Custodians must avoid certain aggressive investment strategies in UGMA and UTMA accounts. In particular, short sales, margin, and options strategies involving unlimited risk (short naked calls and covered puts) are forbidden in custodial accounts due to the risk involved.
When a person cannot manage their finances, a court-mandated guardian may be appointed to oversee that person’s assets. Typically involving mental incapacitation or an inability to manage money, guardianship accounts are opened by financial firms when proper court appointment documents are received. At that point, the account owner’s assets are placed into a guardianship account and can only be managed by the court-appointed guardian.
Similar to custodial accounts, guardianship accounts must avoid risky investment strategies involving short sales, margin, and options strategies with unlimited risk potential.

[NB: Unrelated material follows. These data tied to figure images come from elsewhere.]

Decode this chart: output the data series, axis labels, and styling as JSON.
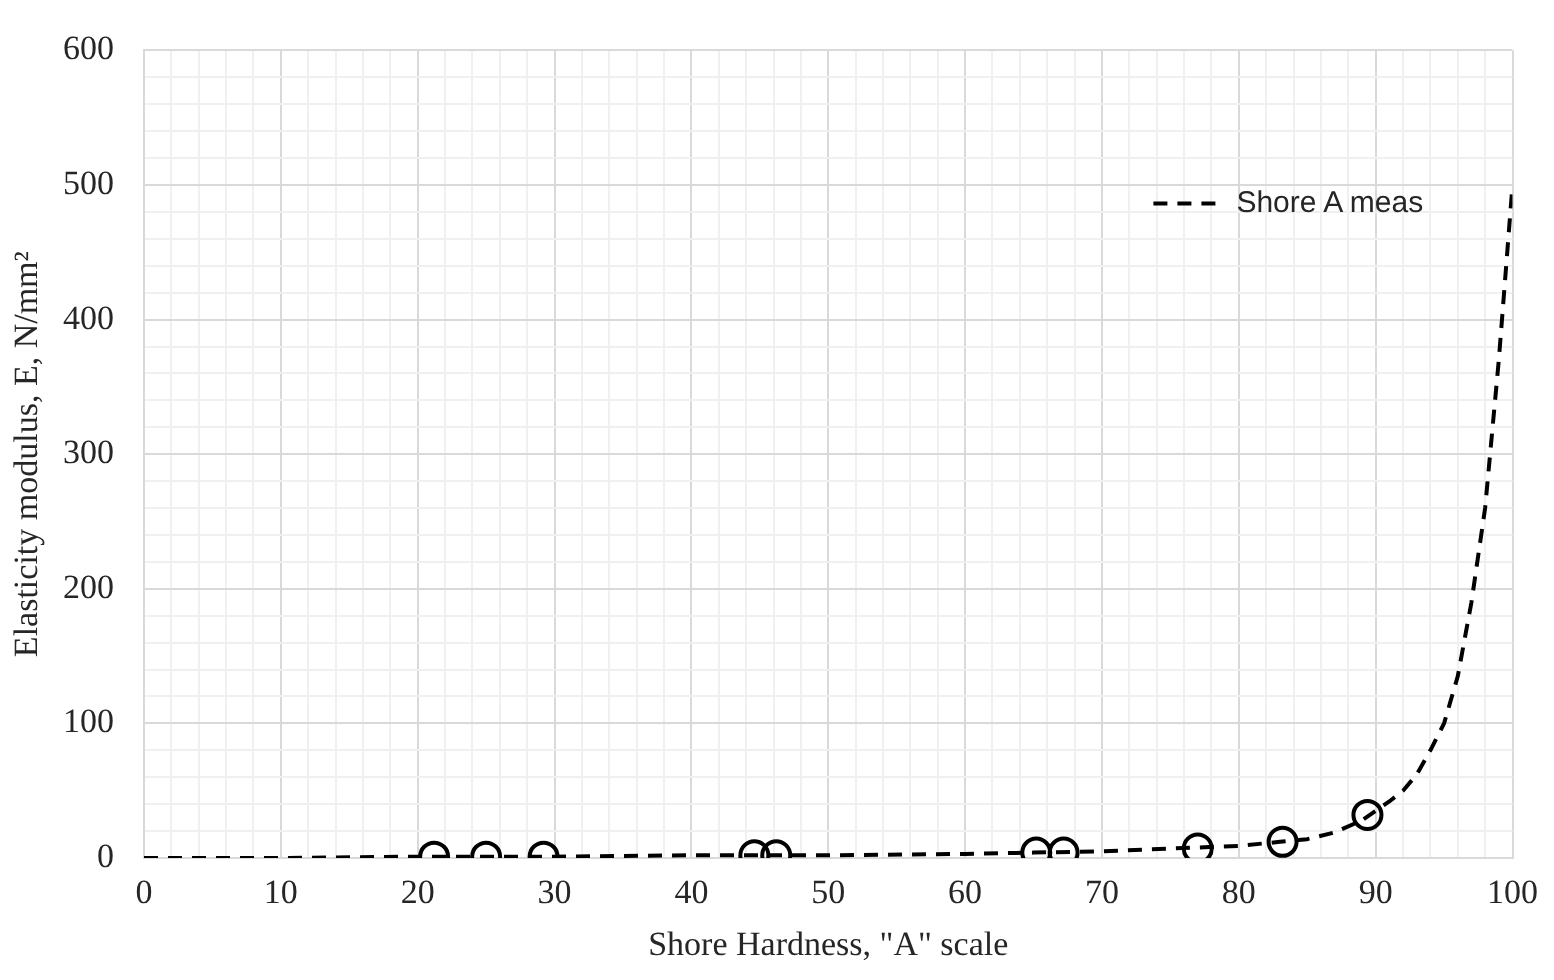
{
  "chart_data": {
    "type": "line",
    "xlabel": "Shore Hardness, \"A\" scale",
    "ylabel": "Elasticity modulus, E, N/mm²",
    "xlim": [
      0,
      100
    ],
    "xticks": [
      0,
      {
        "value": 2,
        "label": null
      },
      {
        "value": 4,
        "label": null
      },
      {
        "value": 6,
        "label": null
      },
      {
        "value": 8,
        "label": null
      },
      10,
      {
        "value": 12,
        "label": null
      },
      {
        "value": 14,
        "label": null
      },
      {
        "value": 16,
        "label": null
      },
      {
        "value": 18,
        "label": null
      },
      20,
      {
        "value": 22,
        "label": null
      },
      {
        "value": 24,
        "label": null
      },
      {
        "value": 26,
        "label": null
      },
      {
        "value": 28,
        "label": null
      },
      30,
      {
        "value": 32,
        "label": null
      },
      {
        "value": 34,
        "label": null
      },
      {
        "value": 36,
        "label": null
      },
      {
        "value": 38,
        "label": null
      },
      40,
      {
        "value": 42,
        "label": null
      },
      {
        "value": 44,
        "label": null
      },
      {
        "value": 46,
        "label": null
      },
      {
        "value": 48,
        "label": null
      },
      50,
      {
        "value": 52,
        "label": null
      },
      {
        "value": 54,
        "label": null
      },
      {
        "value": 56,
        "label": null
      },
      {
        "value": 58,
        "label": null
      },
      60,
      {
        "value": 62,
        "label": null
      },
      {
        "value": 64,
        "label": null
      },
      {
        "value": 66,
        "label": null
      },
      {
        "value": 68,
        "label": null
      },
      70,
      {
        "value": 72,
        "label": null
      },
      {
        "value": 74,
        "label": null
      },
      {
        "value": 76,
        "label": null
      },
      {
        "value": 78,
        "label": null
      },
      80,
      {
        "value": 82,
        "label": null
      },
      {
        "value": 84,
        "label": null
      },
      {
        "value": 86,
        "label": null
      },
      {
        "value": 88,
        "label": null
      },
      90,
      {
        "value": 92,
        "label": null
      },
      {
        "value": 94,
        "label": null
      },
      {
        "value": 96,
        "label": null
      },
      {
        "value": 98,
        "label": null
      },
      100
    ],
    "ylim": [
      0,
      600
    ],
    "yticks": [
      0,
      {
        "value": 20,
        "label": null
      },
      {
        "value": 40,
        "label": null
      },
      {
        "value": 60,
        "label": null
      },
      {
        "value": 80,
        "label": null
      },
      100,
      {
        "value": 120,
        "label": null
      },
      {
        "value": 140,
        "label": null
      },
      {
        "value": 160,
        "label": null
      },
      {
        "value": 180,
        "label": null
      },
      200,
      {
        "value": 220,
        "label": null
      },
      {
        "value": 240,
        "label": null
      },
      {
        "value": 260,
        "label": null
      },
      {
        "value": 280,
        "label": null
      },
      300,
      {
        "value": 320,
        "label": null
      },
      {
        "value": 340,
        "label": null
      },
      {
        "value": 360,
        "label": null
      },
      {
        "value": 380,
        "label": null
      },
      400,
      {
        "value": 420,
        "label": null
      },
      {
        "value": 440,
        "label": null
      },
      {
        "value": 460,
        "label": null
      },
      {
        "value": 480,
        "label": null
      },
      500,
      {
        "value": 520,
        "label": null
      },
      {
        "value": 540,
        "label": null
      },
      {
        "value": 560,
        "label": null
      },
      {
        "value": 580,
        "label": null
      },
      600
    ],
    "grid": true,
    "legend": "top right",
    "series": [
      {
        "name": "Shore A meas",
        "color": "#000000",
        "line_style": "dashed",
        "marker": "none",
        "x": [
          0,
          10,
          20,
          30,
          40,
          50,
          60,
          65,
          70,
          75,
          80,
          83,
          85,
          87,
          89,
          90,
          91,
          92,
          93,
          94,
          95,
          96,
          97,
          98,
          99,
          100
        ],
        "values": [
          0,
          0,
          1,
          1,
          2,
          2,
          3,
          4,
          5,
          7,
          9,
          12,
          14,
          19,
          28,
          35,
          42,
          50,
          62,
          80,
          100,
          135,
          190,
          260,
          370,
          500
        ]
      },
      {
        "type": "scatter",
        "color": "#000000",
        "marker": "circle",
        "x": [
          21.2,
          25,
          29.2,
          44.6,
          46.2,
          65.2,
          67.2,
          77,
          83.2,
          89.4
        ],
        "values": [
          1,
          1,
          1,
          2,
          2,
          4,
          4,
          7,
          12,
          32
        ]
      }
    ]
  }
}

A trust account is created for the benefit of a specific beneficiary. Trusts are legal entities involving these three distinct parties with varying responsibilities:
The grantor is responsible for creating and funding the trust. The first step to creating a trust involves the grantor utilizing legal services to construct a trust agreement. The grantor specifies the objectives, management styles, and the trust’s beneficiary or beneficiaries in this agreement. Trust objectives vary widely, including funding a child’s college education, supporting an elderly family member, or managing assets on behalf of a charity.
The grantor also names trustees in the trust agreement, who manage the trust according to the instructions provided by the grantor. In particular, trustees manage assets by trading securities and performing general transactions (e.g., distributing funds to beneficiaries).
A trust is managed for the sole benefit of its beneficiary(ies), which could be a person, persons, or an organization. Beneficiaries don’t have any legitimate power over the trust, as the trustees are in control. However, the trustees serve the trust and its beneficiaries. The role of a beneficiary is minimal - they exist to receive the “benefits” of the trust (e.g., cash distributions, assets).
Relevant regulations require fiduciaries to follow these general standards in addition to prioritizing the client’s interests:
No excessive transactions
Fiduciaries should not place transactions that are excessive in size or frequency. This rule also correlates with FINRA’s quantitative suitability requirement, which will be covered in a future chapter.
High-risk strategies should generally be avoided
Fiduciary accounts should generally avoid placing account assets into high-risk or speculative strategies. As we covered above, this rule is true for any transaction placed in a custodial or guardianship account. However, fiduciaries of discretionary accounts and trustees for trust accounts may be able to engage in riskier strategies.
If the account owner of a discretionary account maintains a high risk tolerance and can financially withstand losses, the financial professional may allocate funds towards speculative strategies. If the trust agreement explicitly states the trustees may engage in riskier strategies, the trustee(s) can follow suit.
The account’s risk level should properly reflect the owner’s suitability
An appropriate amount of risk should be taken based on the account owner’s suitability profile. This goes both ways; it’s a problem if too much or not enough risk is assumed.
Supporting documentation is required before exercising authority
Most fiduciary accounts require some form of supporting documentation before authority is exercised. Discretionary accounts require written POA, guardianship accounts require court appointments, and trust accounts require trust agreements. The only exception is the custodial account, which does not require supporting documentation.